Пастухов явился минуту в минуту и, хотя инициативу шефа крайне не одобрил — «Если что, я же перед начальством не отбрехаюсь!» — в конечном счете все же согласился помочь.
* * *
Статья вышла в «Вестях» в понедельник. Раньше, как сказала Виктуар, смысла нет — не настолько она сенсационная, чтобы ее читали по выходным. Да и номера на ближайшие два дня уже сверстаны. Конечно, ее репутации хватило бы, чтобы протолкнуть почти любую статью, но ее ведь требовалось еще сначала написать! А для этого Хвостовская, дорожившая своей репутацией, должна была скрупулезно проверить все то, что сообщил ей шеф.
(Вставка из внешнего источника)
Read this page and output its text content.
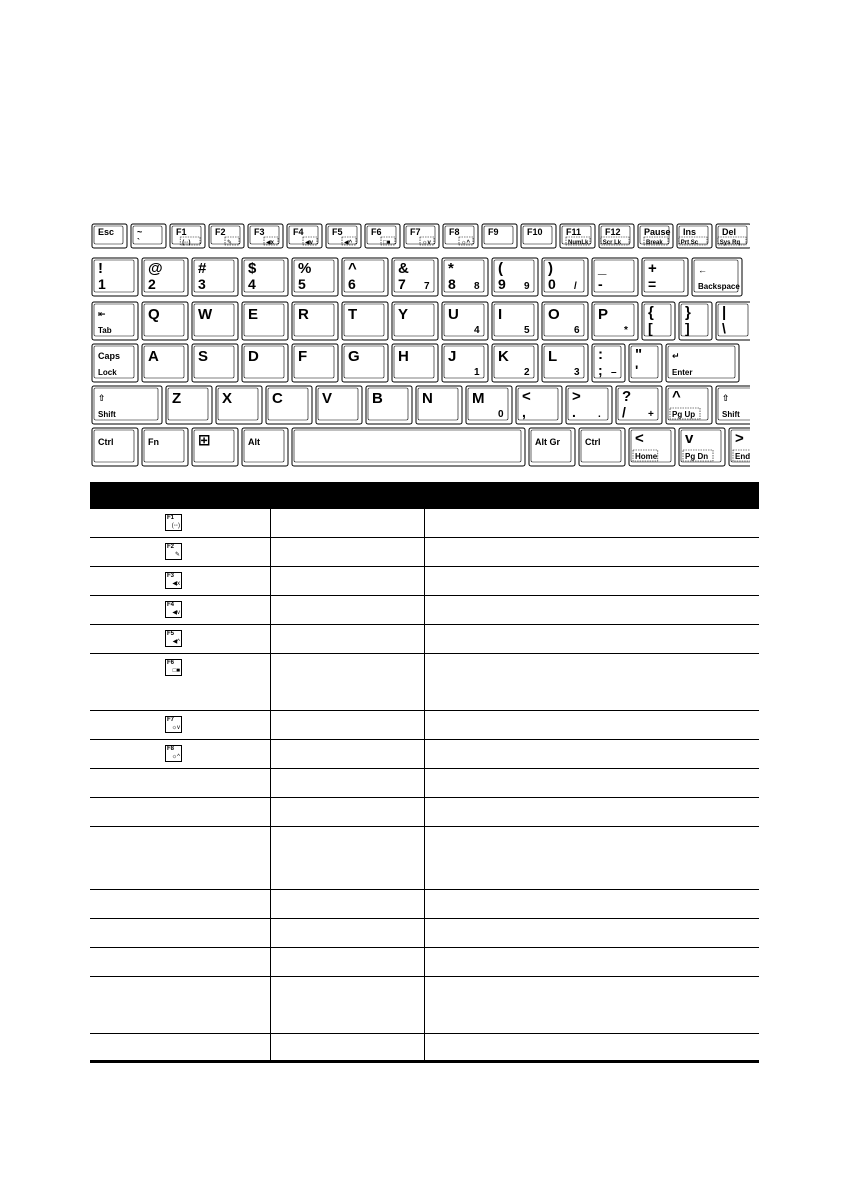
Esc	~
`
F1
(◦◦)
F2
✎
F3
◀x
F4
◀v
F5
◀^
F6
□■
F7
☼v
F8
☼^
F9	F10	F11
NumLk
F12
Scr Lk
Pause
Break
Ins
Prt Sc
Del
Sys Rq
!
1
@
2
#
3
$
4
%
5
^
6
&
7 7
*
8 8
(
9 9
)
0 /
_
-
+
=
←
Backspace
⇤
Tab
Q	W E	R	T	Y	U
4
I
5
O
6
P
*
{
[
}
]
|
\
Caps
Lock
A	S	D	F	G	H	J
1
K
2
L
3
:
; –
"
'
↵
Enter
⇧
Shift
Z	X	C	V	B	N	M
0
<
,
>
. .
?
/ +
^
Pg Up
⇧
Shift
Ctrl	Fn	⊞	Alt	Alt Gr	Ctrl <
Home
v
Pg Dn
>
End
F1
(◦◦)
F2
✎
F3
◀x
F4
◀v
F5
◀^
F6
□■
F7
☼v
F8
☼^
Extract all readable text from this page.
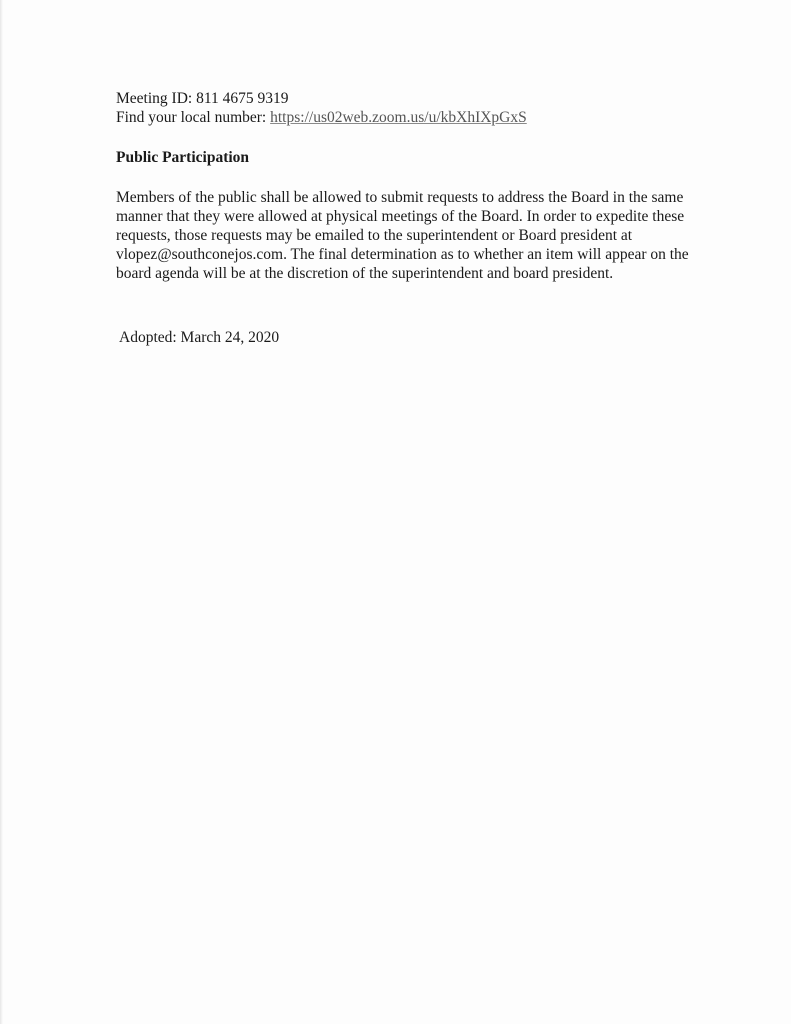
Meeting ID: 811 4675 9319
Find your local number: https://us02web.zoom.us/u/kbXhIXpGxS
Public Participation
Members of the public shall be allowed to submit requests to address the Board in the same
manner that they were allowed at physical meetings of the Board. In order to expedite these
requests, those requests may be emailed to the superintendent or Board president at
vlopez@southconejos.com. The final determination as to whether an item will appear on the
board agenda will be at the discretion of the superintendent and board president.
Adopted: March 24, 2020
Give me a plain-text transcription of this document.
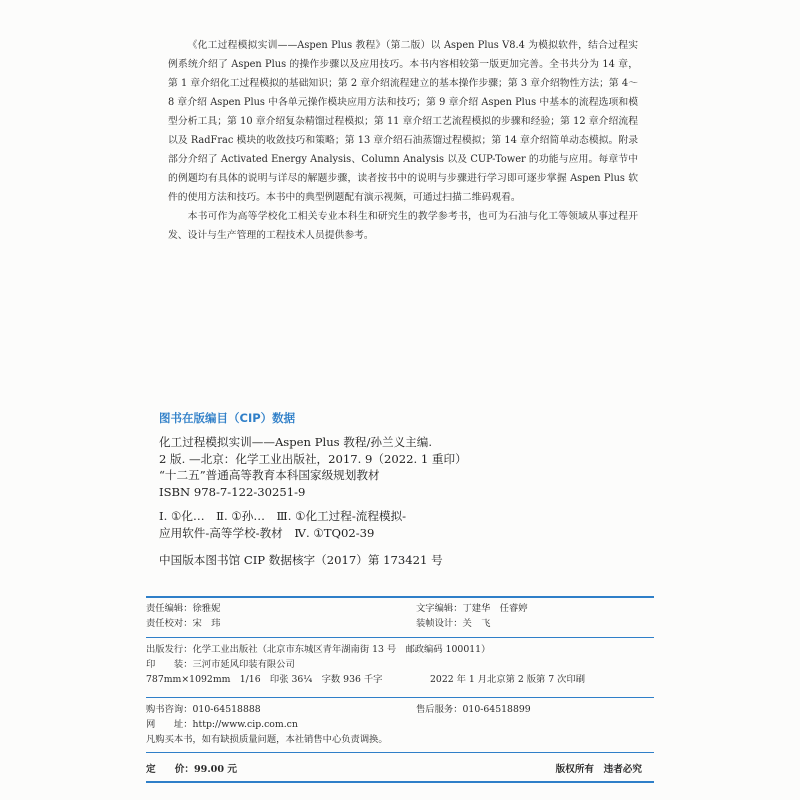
《化工过程模拟实训——Aspen Plus 教程》（第二版）以 Aspen Plus V8.4 为模拟软件，结合过程实例系统介绍了 Aspen Plus 的操作步骤以及应用技巧。本书内容相较第一版更加完善。全书共分为 14 章，第 1 章介绍化工过程模拟的基础知识；第 2 章介绍流程建立的基本操作步骤；第 3 章介绍物性方法；第 4～8 章介绍 Aspen Plus 中各单元操作模块应用方法和技巧；第 9 章介绍 Aspen Plus 中基本的流程选项和模型分析工具；第 10 章介绍复杂精馏过程模拟；第 11 章介绍工艺流程模拟的步骤和经验；第 12 章介绍流程以及 RadFrac 模块的收敛技巧和策略；第 13 章介绍石油蒸馏过程模拟；第 14 章介绍简单动态模拟。附录部分介绍了 Activated Energy Analysis、Column Analysis 以及 CUP-Tower 的功能与应用。每章节中的例题均有具体的说明与详尽的解题步骤，读者按书中的说明与步骤进行学习即可逐步掌握 Aspen Plus 软件的使用方法和技巧。本书中的典型例题配有演示视频，可通过扫描二维码观看。

本书可作为高等学校化工相关专业本科生和研究生的教学参考书，也可为石油与化工等领域从事过程开发、设计与生产管理的工程技术人员提供参考。

图书在版编目（CIP）数据
化工过程模拟实训——Aspen Plus 教程/孙兰义主编.
2 版. —北京：化学工业出版社，2017. 9（2022. 1 重印）
“十二五”普通高等教育本科国家级规划教材
ISBN 978-7-122-30251-9
Ⅰ. ①化…　Ⅱ. ①孙…　Ⅲ. ①化工过程-流程模拟-
应用软件-高等学校-教材　Ⅳ. ①TQ02-39
中国版本图书馆 CIP 数据核字（2017）第 173421 号
责任编辑：徐雅妮	文字编辑：丁建华　任睿婷
责任校对：宋　玮	装帧设计：关　飞
出版发行：化学工业出版社（北京市东城区青年湖南街 13 号　邮政编码 100011）
印　　装：三河市延风印装有限公司
787mm×1092mm　1/16　印张 36¼　字数 936 千字	2022 年 1 月北京第 2 版第 7 次印刷
购书咨询：010-64518888	售后服务：010-64518899
网　　址：http://www.cip.com.cn
凡购买本书，如有缺损质量问题，本社销售中心负责调换。
定　　价：99.00 元	版权所有　违者必究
Статья оказалась длинной, на целый разворот. Там был такой отрывок, описывающий с моих слов встречу с Гуннаром Лейфссоном:
'…Однажды в знак высокой милости мне разрешили присутствовать на сеансе, проводимым главой школы. Он появился с помпой.
До этого мне долго говорили, какой предводитель (они называли его Главой) сильный и харизматичный человек. Говорили, что у него мощная энергетика, что бы это ни значило, что он дальше всех прошел по пути познания тьмы, и потому оказывает на собеседников почти гипнотическое воздействие.
Чтобы подготовиться к встрече с ним, меня оставили в темной комнате, где не горело ни одной свечи, а шторы были задернуты. Мне велено было повторять священные гимны, чтобы привести себя в нужное расположение духа, и, чтобы я не сбилась, откуда-то из-за портьеры раздавался шепот, подсказывающий нужные строки.
Вскоре я впала в подобие транса; кровь моя билась в ушах с особенной силой, мною охватило сильнейшее волнение, с которым я никак не могла совладать.
Когда, по моим ощущениям, это состояние достигло пика, вспыхнул свет. Это была всего лишь свеча, но мне тогда почудилось, что запылала сама вселенная. И в круг этого света медленно выплыл высокий длинноволосый человек. Его внешность показалась мне потрясающей и необычной, его глаза пылали.